Why is computing a unique ID expensive? That's definitely the kind of thing useMemo is meant for.
would it be in character for the React lint plugin to suggest switching from useState to useMemo if it detects that the state setter isn't being used?
That definitely shouldn't be an autofix, but it's a reasonable suggestion for the rule to make, sure!
I have to raise a pattern I use sometimes, for incomplete code that is to be completed later:
const [thing, _setThing] = useState(null);
It violates react/hook-use-state because of the variable naming, but I think an option to allow leading underscore on either of the variable names might be nice to have.
Seems like it'd be more obviously a TODO to add an eslint override comment instead?
I still feel the rule could accept a ignorePattern like eslint core rule no-unused-vars takes as it's essentially the same, a unused var.

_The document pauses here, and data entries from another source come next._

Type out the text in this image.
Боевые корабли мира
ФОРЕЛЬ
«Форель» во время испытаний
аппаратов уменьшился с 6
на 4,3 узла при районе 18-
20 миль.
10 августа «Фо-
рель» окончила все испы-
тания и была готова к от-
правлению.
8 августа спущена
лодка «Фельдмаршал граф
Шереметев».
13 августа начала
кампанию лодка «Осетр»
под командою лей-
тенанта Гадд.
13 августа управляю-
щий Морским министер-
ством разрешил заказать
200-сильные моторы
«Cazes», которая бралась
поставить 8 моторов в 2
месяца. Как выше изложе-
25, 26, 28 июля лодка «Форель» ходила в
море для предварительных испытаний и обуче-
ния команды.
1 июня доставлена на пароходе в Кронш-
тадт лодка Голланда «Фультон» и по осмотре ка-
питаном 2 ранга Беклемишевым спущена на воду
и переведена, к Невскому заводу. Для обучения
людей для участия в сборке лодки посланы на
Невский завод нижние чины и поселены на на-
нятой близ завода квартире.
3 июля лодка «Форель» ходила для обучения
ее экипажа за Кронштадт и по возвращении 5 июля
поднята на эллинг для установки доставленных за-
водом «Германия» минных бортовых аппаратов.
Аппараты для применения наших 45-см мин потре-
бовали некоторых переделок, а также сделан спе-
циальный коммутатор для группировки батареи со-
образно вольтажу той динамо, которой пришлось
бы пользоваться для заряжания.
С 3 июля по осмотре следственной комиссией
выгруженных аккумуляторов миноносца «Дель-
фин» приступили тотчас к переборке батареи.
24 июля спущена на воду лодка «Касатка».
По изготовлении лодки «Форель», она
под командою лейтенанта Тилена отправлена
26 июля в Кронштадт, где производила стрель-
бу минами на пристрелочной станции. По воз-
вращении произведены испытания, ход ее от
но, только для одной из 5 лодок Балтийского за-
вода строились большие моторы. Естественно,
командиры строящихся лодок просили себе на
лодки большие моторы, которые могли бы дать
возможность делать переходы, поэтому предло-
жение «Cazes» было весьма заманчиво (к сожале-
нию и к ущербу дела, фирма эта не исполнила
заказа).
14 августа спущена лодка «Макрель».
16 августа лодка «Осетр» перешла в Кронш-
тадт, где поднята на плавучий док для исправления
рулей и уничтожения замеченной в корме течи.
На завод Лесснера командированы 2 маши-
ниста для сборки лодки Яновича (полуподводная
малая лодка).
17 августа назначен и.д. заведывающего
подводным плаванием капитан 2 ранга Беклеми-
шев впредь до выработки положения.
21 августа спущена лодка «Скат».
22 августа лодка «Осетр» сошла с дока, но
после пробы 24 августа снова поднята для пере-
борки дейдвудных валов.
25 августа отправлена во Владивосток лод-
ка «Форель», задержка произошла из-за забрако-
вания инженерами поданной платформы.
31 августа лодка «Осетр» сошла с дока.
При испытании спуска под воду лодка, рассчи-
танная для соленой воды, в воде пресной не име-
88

I configure that eslint rule like this:
no-unused-vars: [2, {args: all, argsIgnorePattern: ^_, varsIgnorePattern: ^_, caughtErrorsIgnorePattern: ^_, destructuredArrayIgnorePattern: ^_, ignoreRestSiblings: false}]
So for consistency sake with that config, I would suggest :
react/hook-use-state: [2, {ignorePattern: ^_}]
Having a rule take a regex string is a very dangerous path that results in a ton of CVEs, so I wouldn't want to replicate that.
If you are afraid of regex execution time, you can use https://github.com/sindresorhus/super-regex, but generally I think eslint configs are unlikely to receive untrusted inputs.
I agree, but they are highly likely to get CVEs about untrusted inputs, which cause a lot of churn and cost.
That package (along with all of that author's packages) aren't viable options, since they're ESM-only.